Среди особенностей новой книги Степановой (можно обозначить предмет дальнейших рассуждений и так) – факт, что она появилась после авторского «избранного», «Стихов и прозы в одном томе», вышедших в 2010 году в «Новом литературном обозрении». А после некоего, пусть промежуточного, подведения итогов поэтом ожидание читателя – особенно глубокое и напряженное: где – в сравнении с так или иначе прочерченной траекторией – вынырнет теперь автор?[243] Мы ощутимо зависаем между памятью о только что суммированном и предвосхищением того, чего еще не узнали. На какое-то время и то и другое, подытоженное прошлое и открытое будущее, встают в особенно тесную связь и оттого становятся повышенно значимыми. Чувствуешь неосязаемую материальность времени и предощущаешь еще не раздавшийся звук, который отзвучавшую музыку вот-вот подхватит либо прервет, вернее – подхватит/прервет. Чувство времени здесь, накануне чего-то наподобие нового рождения (а время ведь далеко не всегда такое!), это парадоксальное чувство связи и зазора разом.

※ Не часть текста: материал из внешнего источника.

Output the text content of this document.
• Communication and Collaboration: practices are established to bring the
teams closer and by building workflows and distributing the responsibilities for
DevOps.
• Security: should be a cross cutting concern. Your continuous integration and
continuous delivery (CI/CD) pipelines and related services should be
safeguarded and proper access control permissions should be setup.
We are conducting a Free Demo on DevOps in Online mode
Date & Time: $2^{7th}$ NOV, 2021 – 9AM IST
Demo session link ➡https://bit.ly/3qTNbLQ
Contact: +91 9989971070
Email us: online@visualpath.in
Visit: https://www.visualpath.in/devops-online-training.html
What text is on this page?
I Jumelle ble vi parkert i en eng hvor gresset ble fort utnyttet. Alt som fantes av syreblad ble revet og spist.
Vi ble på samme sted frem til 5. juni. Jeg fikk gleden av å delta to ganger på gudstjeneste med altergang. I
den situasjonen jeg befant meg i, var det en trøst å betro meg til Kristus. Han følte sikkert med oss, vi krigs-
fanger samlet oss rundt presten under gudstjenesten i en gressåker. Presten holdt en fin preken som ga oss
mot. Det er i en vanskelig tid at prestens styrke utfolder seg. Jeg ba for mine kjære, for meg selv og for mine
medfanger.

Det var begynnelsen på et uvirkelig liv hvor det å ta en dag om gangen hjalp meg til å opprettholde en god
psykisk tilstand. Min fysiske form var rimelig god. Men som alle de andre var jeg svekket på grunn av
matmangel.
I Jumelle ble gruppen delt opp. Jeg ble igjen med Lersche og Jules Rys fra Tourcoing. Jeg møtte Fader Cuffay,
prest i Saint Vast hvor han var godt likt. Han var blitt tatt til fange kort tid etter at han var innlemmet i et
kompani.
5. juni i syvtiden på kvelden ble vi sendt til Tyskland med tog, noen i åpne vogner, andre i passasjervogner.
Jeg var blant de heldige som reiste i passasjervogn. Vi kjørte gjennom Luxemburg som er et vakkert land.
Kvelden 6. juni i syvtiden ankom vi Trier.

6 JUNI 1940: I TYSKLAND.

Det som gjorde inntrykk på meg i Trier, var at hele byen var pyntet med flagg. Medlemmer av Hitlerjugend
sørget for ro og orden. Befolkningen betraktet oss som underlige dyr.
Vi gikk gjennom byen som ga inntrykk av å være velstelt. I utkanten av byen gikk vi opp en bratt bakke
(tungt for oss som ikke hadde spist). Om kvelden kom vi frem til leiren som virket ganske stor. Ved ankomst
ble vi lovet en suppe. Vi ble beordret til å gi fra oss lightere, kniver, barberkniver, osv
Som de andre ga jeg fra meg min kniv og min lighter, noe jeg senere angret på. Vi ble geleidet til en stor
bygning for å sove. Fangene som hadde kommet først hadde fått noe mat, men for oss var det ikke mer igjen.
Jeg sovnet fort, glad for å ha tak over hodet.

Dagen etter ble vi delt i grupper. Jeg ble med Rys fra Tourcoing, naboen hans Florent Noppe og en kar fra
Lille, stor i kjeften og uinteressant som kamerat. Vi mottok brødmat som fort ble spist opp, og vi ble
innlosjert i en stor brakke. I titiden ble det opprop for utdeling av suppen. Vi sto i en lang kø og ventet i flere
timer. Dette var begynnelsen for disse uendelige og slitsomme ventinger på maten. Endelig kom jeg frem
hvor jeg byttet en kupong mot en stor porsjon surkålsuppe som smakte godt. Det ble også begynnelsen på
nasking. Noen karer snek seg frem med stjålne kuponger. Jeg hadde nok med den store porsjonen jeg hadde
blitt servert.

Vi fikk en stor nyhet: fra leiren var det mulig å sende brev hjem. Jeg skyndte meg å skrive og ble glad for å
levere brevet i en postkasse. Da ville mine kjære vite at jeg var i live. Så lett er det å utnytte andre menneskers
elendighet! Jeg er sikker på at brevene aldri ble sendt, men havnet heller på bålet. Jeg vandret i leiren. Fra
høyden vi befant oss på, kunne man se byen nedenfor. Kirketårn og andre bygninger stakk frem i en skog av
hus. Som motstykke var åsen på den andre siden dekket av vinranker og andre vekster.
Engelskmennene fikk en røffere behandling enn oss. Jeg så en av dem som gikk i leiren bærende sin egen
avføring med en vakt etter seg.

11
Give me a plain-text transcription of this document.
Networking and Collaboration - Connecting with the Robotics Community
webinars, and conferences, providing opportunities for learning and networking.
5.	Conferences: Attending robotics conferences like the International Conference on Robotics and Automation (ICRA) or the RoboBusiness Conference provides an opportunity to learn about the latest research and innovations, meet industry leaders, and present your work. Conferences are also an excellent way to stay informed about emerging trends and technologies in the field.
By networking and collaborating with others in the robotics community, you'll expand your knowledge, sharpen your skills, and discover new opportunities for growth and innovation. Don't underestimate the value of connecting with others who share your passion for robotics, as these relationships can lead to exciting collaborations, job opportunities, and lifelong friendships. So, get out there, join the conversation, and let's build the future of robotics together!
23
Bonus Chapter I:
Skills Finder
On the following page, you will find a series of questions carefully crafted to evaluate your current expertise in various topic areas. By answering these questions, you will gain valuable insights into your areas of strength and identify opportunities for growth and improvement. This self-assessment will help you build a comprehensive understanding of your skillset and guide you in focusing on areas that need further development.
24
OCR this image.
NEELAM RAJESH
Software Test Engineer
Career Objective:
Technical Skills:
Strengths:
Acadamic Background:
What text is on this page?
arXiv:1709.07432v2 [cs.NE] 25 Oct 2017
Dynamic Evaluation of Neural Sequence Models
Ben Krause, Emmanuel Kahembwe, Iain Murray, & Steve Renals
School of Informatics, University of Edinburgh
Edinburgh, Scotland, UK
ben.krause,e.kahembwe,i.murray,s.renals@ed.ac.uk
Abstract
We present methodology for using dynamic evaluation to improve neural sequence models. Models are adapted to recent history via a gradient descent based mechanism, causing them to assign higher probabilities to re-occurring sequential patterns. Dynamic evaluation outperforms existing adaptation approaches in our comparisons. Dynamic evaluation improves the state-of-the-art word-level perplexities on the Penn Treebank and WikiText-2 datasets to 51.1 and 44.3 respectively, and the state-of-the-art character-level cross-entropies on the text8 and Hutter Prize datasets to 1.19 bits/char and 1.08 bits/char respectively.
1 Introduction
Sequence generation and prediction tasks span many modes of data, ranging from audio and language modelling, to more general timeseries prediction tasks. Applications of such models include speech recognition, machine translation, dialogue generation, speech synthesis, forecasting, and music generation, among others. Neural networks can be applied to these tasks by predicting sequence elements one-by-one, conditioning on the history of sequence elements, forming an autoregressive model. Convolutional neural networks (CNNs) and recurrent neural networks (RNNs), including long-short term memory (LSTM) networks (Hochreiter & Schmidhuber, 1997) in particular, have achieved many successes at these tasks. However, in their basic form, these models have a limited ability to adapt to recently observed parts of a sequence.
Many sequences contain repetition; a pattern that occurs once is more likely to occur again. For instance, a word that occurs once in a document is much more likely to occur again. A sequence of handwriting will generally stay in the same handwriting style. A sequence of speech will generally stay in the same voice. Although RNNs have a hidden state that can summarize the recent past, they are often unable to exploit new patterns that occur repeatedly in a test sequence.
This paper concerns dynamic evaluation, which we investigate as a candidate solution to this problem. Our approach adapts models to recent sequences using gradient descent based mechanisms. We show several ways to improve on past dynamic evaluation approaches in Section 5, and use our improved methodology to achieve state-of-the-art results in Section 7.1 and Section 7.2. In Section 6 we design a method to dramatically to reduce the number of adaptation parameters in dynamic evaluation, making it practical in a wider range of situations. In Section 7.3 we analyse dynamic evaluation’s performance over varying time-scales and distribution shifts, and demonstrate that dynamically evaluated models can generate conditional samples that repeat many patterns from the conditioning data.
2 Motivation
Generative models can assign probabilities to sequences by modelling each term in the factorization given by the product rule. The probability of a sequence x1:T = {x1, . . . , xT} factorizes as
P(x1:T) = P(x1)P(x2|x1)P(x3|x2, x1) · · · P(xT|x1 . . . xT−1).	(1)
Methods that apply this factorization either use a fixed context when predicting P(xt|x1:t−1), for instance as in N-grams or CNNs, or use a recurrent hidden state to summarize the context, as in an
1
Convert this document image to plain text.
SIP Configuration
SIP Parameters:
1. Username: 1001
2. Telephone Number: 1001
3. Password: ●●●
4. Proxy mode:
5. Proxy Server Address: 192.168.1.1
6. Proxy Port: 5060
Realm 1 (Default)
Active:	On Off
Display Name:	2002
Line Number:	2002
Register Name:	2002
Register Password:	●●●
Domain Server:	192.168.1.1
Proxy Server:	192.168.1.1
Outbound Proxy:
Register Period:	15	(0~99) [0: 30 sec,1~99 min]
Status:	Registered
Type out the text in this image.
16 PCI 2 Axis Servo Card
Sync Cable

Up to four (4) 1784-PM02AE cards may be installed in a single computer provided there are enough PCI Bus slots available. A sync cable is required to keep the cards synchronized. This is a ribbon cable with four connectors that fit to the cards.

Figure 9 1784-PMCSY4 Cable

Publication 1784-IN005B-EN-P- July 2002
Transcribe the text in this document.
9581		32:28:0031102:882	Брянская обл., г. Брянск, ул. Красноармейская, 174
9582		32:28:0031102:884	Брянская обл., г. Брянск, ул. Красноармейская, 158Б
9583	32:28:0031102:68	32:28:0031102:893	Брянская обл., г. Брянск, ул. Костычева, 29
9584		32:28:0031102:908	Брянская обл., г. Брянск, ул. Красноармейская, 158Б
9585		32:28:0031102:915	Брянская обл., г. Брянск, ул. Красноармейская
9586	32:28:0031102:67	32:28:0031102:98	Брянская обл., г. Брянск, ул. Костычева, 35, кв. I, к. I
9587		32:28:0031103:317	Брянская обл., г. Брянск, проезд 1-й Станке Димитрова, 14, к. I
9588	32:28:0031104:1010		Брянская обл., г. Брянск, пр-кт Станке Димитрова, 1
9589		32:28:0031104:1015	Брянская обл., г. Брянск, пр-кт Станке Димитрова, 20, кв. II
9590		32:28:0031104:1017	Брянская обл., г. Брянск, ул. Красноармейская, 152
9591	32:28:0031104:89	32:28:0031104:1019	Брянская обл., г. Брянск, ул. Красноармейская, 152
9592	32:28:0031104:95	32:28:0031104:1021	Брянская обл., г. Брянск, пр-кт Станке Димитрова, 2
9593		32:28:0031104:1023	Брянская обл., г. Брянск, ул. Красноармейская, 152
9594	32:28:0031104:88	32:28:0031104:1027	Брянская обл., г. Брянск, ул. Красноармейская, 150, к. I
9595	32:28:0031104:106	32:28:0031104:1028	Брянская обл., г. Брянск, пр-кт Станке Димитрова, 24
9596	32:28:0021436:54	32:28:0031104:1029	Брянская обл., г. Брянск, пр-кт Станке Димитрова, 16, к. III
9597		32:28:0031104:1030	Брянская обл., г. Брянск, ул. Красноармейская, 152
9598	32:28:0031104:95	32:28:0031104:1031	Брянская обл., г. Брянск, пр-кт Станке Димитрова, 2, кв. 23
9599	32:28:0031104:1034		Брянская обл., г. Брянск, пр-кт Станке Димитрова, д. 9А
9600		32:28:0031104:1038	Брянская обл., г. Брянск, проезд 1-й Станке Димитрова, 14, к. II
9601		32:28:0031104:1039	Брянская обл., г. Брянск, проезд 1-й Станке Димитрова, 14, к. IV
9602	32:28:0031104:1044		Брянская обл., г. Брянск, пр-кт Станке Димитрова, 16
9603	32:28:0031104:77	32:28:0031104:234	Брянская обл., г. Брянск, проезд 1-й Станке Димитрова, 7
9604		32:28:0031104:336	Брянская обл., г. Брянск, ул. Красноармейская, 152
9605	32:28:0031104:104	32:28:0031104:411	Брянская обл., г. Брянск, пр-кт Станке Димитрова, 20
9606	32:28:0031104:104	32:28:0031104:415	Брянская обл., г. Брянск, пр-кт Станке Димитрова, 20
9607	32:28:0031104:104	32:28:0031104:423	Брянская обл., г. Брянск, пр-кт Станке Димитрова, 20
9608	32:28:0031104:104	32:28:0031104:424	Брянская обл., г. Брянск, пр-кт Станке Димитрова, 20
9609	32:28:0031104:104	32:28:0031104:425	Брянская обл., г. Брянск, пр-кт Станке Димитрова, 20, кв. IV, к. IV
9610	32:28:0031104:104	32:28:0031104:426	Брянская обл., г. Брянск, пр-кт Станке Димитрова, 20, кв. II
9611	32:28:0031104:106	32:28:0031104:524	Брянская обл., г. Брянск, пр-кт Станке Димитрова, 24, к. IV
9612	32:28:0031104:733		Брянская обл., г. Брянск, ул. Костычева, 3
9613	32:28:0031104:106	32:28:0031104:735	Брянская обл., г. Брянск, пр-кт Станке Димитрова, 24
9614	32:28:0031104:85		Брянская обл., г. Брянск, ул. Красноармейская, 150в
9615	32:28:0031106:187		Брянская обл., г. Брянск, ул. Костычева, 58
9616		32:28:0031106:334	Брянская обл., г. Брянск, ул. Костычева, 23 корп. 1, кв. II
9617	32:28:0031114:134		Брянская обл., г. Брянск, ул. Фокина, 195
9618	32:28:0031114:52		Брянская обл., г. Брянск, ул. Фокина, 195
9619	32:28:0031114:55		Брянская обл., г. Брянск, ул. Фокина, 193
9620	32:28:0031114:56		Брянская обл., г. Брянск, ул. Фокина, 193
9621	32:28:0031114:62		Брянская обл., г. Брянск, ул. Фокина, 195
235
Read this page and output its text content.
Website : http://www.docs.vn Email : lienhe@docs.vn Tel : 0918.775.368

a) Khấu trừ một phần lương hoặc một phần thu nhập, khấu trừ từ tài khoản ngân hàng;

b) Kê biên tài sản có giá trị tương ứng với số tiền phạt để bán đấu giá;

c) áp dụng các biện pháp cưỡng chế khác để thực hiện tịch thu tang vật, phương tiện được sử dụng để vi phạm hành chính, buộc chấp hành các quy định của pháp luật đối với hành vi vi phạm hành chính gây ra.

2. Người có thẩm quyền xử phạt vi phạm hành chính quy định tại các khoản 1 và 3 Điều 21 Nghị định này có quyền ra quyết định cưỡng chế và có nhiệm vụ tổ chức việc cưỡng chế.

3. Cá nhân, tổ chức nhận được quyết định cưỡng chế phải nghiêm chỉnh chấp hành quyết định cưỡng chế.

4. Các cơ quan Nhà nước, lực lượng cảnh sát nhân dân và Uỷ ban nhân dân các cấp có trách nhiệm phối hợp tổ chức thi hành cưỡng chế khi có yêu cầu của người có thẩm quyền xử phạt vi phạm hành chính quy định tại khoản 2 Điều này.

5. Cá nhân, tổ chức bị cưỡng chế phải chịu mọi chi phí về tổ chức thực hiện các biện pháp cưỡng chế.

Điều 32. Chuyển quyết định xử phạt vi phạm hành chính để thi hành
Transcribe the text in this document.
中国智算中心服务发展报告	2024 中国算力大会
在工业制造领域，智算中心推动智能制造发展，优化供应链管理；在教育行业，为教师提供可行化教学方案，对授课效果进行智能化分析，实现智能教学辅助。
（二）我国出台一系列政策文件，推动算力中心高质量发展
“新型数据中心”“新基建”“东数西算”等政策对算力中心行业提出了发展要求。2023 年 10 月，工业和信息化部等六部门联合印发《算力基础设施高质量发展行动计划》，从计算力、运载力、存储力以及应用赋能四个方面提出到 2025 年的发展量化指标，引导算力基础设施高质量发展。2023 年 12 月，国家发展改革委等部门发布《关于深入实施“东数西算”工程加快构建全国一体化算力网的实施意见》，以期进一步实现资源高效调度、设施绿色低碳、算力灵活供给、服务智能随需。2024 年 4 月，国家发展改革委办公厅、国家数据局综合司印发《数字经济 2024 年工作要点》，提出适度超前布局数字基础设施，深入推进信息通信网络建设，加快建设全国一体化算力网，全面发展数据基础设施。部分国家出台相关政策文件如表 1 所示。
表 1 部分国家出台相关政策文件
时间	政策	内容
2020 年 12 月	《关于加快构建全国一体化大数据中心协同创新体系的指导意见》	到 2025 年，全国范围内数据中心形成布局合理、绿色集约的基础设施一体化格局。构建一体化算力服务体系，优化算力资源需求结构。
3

Но после в книге Степановой несет, по-моему, смысл куда более объемный и важный: это (добавлю в начатый выше перечень особенностей) место и время действия или, вернее, действий, которые здесь в стихах происходят. Дело в том, что автора и авторского «я» в «Киреевском» – не буду сейчас говорить о других сборниках Степановой, хотя обратиться к ним в данном случае имело бы прямой смысл, однако это предмет для другого, куда более пространного и специального разговора – как будто бы и нет. Совсем коротко напомню, что, скажем, у Блока (или даже, говоря шире, русских символистов) «Я» – едва ли не самый распространенный зачин лирики, так начинаются десятки блоковских стихотворений; если приплюсовать сюда «мне» и другие производные, то это не просто составит десятки и десятки важнейших для поэта вещей, но и выступит узнаваемой чертой его поэтики[244]. А вот встречая в «Киреевском» и без того нечастое местоимение «я», читатель тут же ясно видит и понимает, что оно относится не к автору, а к персонажу, действующему лицу с собственной внешностью, характером, биографией. Символистская фигура «Я – такой-то» или «Я – то-то» здесь находит конец: у Степановой это или «Я» действующего лица (как правило, униженного или говорящего о себе с унижением): «Я придурочек, я окурочек» («Остывают пустые перины», с. 18, с отсылкой к известной песне Юза Алешковского), либо и вовсе «Я сметана, меня полкило» («Погоди, не гляди, подойди», с. 41, на мотив «Бьется в тесной печурке огонь», но, не исключаю, с призвуком мандельштамовского «Неизвестного солдата»: «От меня будет свету светло», тогда как зачин – не перекличка ли с пастернаковским «Не волнуйся, не плачь, не труди…»?).

То же (и, может быть, тоже сдвоенное, с учетом «Говорит: – Я земля. Я земля» из «Зуммера» Тарковского и, вместе с тем, «Я – Земля, я своих провожаю питомцев…» из популярной песни):

Я земля, переход, перегной, Незабудка, ключица.

Коротко говоря, нескончаемая у символистов цепь лирических самоотождествлений здесь вообще обрывается, а сама неисчерпаемость этой фигуры, символистское miseenabyme (язвительная реплика Мандельштама: «Роза кивает на девушку, девушка на розу. Никто не хочет быть самим собой…»[245]) с не меньшей язвительностью пародируется, казалось бы, немыслимым цитатным сближением несоединимого.

Что до места, равно как и времени, действия стихов книги, то их опять-таки приходится обозначить тем же после. Это «никда» и «незде» («Приходи никда, подожди в незде» – «Слеза слезу догоняет…», с. 31), то есть мир после жизни, иной мир, мир ушедших. И если перед нами прошлое – то, как в стихотворении «Прошел трамвай по кличке „Аннушка“» (с. 20), «плавучее», иными словами, неопределенное и недостижимое, и «канувшее», едва мелькнув.